以上の理由ですが、この方式では発電周波数のバラツキが少し気がかりですが、設備がシンプルです。 
回転数の安定化は、2 個のはずみ車(モーター側と発電機側)と歯車増速機、それにモーターの 2 次抵抗制御で実現しています。 
駆動モーターの出力は300KW 程度と推定されます。

3.アンテナ線敷設状態
4 本足の固定式 T 型鉄塔であり、高さ 127 m 頂部には補強された幅 50 mの水平架台があります。 
これが6基直列に配置されて先端がアメリカに向けられていると推察します。 
これに、8 本のアンテナ・エレメント線が並行して吊架されています。
エレメント(水平部分)の長さは1440m で依佐美よりやや短いと推察します。 
アンテナ線は懸垂碍子を介して吊架されており、鉄塔はアース電位です。
 Multiple tuned antenna (複同調式)であり、末端部に調整用コイルを接続してアース
に落としています。 
この方式は、指向性が強いので放射電波が効率よく伝わります。 
構造がシンプルで場所も取らない。
海岸局なので、塩害に対する考慮がなされています。 
それは、傘型の絶縁カバーとリング状の放電環の組み合わせです。 
傘型のカバーは塩分の付着を減らす為であり、放電環は雷などの異常電圧を低減する為です。 
この鉄塔には支線が無く、地上 50 m付近までの構造には工夫が凝らされています。 
つまり、2 本足に分割された鉄塔を地上で組み立て、足の外側2か所をピン接続として横に並べた状態から、ウィンチとワイヤーで引き上げる工法によって、頂部で合体させています。 
安全度の高い工法であると思います。
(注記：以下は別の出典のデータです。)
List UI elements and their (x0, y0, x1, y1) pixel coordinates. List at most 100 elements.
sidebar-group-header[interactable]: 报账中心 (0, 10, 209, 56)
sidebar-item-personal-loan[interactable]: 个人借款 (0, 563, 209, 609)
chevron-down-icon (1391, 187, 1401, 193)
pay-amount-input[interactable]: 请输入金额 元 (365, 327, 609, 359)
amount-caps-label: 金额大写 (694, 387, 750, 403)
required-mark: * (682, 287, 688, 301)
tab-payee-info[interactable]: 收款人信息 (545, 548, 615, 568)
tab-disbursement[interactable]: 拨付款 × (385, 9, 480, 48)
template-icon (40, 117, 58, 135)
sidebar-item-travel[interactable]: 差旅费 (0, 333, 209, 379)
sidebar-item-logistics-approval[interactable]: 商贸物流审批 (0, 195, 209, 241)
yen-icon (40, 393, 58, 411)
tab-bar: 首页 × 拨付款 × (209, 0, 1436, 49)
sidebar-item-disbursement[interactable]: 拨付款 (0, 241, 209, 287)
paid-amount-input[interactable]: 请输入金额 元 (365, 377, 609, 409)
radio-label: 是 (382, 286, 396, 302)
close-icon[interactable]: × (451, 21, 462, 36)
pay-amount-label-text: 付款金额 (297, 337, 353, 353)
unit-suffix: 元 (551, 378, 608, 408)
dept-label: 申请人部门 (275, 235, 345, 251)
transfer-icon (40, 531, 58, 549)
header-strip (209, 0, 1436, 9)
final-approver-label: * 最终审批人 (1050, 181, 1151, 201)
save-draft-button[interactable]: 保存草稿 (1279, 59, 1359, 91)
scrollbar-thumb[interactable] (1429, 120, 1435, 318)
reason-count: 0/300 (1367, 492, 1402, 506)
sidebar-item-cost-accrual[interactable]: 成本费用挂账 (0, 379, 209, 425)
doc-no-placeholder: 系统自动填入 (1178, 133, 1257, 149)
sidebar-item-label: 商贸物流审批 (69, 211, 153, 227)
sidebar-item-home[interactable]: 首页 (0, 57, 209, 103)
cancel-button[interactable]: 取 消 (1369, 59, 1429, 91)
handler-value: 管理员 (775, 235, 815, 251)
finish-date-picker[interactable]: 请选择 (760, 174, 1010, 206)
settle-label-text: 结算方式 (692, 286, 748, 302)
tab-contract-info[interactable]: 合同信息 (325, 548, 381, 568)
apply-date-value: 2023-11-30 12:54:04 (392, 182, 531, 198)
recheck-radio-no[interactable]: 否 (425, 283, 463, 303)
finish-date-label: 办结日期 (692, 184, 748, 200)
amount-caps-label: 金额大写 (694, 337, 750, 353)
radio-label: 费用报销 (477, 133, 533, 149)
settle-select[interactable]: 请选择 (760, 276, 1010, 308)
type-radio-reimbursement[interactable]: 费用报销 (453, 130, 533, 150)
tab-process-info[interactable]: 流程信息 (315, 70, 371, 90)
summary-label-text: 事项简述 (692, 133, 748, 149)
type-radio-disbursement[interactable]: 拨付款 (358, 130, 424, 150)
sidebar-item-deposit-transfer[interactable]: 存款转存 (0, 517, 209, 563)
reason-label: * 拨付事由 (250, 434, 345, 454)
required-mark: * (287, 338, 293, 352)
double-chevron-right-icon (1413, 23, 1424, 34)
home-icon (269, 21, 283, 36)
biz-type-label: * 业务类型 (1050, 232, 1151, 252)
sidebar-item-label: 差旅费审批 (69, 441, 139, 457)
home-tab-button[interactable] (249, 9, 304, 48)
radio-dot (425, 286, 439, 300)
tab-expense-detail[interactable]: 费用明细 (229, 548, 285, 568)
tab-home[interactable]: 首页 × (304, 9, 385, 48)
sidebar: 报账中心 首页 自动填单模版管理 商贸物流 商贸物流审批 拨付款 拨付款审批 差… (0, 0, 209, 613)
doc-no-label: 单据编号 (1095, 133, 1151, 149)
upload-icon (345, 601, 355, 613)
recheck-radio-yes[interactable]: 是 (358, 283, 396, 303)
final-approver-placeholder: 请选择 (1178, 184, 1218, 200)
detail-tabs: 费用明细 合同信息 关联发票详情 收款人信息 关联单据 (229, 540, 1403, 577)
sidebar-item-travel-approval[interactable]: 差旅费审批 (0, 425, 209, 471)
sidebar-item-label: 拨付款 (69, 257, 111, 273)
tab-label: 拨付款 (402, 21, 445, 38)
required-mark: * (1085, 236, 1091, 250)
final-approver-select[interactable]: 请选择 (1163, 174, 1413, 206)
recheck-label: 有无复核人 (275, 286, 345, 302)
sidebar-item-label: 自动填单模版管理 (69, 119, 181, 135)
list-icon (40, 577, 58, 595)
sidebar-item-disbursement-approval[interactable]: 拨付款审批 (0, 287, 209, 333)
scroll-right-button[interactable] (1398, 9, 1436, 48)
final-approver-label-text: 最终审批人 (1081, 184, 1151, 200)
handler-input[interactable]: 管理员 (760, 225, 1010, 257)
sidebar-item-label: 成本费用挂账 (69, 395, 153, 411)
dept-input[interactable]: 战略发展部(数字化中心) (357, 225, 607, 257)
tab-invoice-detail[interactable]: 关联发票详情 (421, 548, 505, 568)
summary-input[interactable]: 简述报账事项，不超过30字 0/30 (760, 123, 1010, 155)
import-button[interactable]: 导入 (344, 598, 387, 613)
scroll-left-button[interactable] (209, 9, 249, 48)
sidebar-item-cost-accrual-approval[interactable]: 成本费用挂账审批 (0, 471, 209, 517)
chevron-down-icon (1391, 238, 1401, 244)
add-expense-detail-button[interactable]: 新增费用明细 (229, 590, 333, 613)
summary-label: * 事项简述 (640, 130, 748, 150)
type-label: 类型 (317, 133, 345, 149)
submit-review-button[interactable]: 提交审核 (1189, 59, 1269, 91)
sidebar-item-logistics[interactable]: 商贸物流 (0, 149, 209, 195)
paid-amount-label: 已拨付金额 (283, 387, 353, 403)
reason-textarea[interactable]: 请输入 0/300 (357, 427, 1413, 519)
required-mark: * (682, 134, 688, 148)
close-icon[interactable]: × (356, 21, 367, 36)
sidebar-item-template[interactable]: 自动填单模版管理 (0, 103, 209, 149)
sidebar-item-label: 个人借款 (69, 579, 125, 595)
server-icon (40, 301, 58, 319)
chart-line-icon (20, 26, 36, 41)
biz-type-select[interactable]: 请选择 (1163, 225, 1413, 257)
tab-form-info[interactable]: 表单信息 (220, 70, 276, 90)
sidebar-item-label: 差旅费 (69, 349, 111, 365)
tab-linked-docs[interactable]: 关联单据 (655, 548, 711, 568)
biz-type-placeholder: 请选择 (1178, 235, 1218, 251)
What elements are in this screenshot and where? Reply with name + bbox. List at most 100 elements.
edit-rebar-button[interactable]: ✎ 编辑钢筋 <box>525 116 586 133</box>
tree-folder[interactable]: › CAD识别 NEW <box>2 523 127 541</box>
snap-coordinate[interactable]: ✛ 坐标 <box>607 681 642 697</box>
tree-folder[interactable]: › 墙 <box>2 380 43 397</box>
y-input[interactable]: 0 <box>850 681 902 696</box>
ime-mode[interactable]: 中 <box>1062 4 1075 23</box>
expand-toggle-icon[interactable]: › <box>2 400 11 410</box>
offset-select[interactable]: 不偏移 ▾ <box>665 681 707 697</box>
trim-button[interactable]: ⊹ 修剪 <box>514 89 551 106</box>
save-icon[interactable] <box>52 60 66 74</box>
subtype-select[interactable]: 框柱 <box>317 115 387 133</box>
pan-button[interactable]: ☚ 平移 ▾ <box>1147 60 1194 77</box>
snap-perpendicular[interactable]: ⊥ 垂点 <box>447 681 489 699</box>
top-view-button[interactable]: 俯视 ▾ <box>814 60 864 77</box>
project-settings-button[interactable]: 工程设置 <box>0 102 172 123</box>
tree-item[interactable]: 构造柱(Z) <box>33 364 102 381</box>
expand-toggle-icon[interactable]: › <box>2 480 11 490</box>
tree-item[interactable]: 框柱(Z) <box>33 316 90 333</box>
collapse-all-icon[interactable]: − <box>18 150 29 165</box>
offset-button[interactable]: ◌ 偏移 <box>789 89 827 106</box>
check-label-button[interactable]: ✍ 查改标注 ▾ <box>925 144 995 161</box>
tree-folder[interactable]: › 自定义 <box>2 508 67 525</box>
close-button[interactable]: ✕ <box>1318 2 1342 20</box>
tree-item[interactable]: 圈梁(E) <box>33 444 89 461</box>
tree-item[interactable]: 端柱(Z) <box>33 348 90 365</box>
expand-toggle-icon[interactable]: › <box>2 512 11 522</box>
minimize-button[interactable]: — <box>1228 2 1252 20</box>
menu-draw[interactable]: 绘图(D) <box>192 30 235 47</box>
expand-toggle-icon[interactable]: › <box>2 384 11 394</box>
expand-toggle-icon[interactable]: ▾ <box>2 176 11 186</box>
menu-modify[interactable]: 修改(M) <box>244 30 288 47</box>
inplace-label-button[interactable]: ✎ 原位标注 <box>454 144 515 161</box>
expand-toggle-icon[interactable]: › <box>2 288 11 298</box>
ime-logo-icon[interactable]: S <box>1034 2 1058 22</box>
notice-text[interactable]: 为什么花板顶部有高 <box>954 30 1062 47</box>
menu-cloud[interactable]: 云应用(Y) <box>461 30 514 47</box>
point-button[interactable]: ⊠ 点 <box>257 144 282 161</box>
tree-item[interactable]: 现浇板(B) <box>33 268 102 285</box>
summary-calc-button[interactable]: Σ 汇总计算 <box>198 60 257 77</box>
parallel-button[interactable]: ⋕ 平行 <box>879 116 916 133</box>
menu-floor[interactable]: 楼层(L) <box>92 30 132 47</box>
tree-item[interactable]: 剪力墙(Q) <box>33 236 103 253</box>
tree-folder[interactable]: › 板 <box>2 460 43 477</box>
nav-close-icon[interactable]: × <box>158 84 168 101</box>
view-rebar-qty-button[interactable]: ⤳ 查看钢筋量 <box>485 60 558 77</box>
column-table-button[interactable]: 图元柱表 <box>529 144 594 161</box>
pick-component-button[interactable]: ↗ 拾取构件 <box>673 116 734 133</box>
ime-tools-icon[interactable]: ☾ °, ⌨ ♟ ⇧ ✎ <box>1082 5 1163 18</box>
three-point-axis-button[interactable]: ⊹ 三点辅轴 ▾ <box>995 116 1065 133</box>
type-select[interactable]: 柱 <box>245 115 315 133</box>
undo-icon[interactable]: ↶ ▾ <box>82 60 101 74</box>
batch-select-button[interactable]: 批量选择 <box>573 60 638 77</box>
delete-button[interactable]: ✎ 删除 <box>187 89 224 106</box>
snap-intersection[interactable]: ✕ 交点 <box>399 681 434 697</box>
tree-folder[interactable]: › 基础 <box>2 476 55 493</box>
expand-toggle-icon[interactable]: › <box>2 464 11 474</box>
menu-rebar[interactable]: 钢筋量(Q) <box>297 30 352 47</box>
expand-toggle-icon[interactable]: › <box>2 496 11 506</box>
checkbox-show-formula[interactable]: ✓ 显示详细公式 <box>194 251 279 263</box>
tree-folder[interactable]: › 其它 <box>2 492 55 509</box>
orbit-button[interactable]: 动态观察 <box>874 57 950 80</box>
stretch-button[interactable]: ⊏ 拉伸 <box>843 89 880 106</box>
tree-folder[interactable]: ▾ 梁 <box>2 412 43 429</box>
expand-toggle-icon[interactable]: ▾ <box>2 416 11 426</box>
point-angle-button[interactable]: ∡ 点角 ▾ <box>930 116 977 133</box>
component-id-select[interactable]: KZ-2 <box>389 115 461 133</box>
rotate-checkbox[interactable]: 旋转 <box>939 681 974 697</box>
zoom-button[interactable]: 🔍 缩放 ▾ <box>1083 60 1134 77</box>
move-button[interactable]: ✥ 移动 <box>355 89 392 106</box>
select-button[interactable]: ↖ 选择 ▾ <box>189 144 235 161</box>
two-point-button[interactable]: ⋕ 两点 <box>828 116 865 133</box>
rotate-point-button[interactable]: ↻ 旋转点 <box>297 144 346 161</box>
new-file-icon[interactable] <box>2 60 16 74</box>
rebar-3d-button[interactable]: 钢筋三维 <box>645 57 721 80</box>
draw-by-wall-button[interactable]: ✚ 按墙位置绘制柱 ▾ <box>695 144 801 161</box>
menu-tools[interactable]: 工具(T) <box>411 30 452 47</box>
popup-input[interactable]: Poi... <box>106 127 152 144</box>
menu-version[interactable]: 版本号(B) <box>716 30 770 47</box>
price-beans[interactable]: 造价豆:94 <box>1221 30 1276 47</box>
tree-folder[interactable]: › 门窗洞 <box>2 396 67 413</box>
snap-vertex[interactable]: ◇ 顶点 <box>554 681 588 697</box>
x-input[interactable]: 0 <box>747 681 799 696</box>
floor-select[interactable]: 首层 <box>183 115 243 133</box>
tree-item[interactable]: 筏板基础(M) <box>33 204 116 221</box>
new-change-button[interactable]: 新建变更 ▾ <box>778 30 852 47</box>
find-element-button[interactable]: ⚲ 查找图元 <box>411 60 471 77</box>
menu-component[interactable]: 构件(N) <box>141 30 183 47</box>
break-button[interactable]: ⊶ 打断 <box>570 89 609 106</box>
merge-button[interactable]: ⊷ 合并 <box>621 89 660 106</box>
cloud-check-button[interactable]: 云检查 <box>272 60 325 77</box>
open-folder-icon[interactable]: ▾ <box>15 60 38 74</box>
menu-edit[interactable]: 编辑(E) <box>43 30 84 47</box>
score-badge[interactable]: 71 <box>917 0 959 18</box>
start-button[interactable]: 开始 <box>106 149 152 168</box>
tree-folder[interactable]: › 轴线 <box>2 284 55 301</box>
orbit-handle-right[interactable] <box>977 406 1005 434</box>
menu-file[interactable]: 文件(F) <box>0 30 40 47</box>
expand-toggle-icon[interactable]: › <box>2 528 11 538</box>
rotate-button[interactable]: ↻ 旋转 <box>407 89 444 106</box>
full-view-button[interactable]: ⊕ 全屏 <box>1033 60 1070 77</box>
(2分割トラス)

4.運転操作盤と制御回路
アメリカの GE (GeneralElectric)社が制作したもので、ドイツのテレフンケン社製の依佐美送信所のものとはかなり相違しています。 
途中で改造されているであろうから、単純に比較できませんが、当時の技術レベルでは、アメリカの GE とドイツのテレフンケンが世界をリードしていたと思われます。
 
余談ですが、明治時代に日本に水力発電所が建設された際に、東京電力ではアメリカから、関西電力ではドイツから発電機を輸入しました。 
これが、50 サイクル地域と 60 サイクル地域が生じた始まりです。 
このように、アメリカとドイツの2強国が重電業界を2分していたと推察します。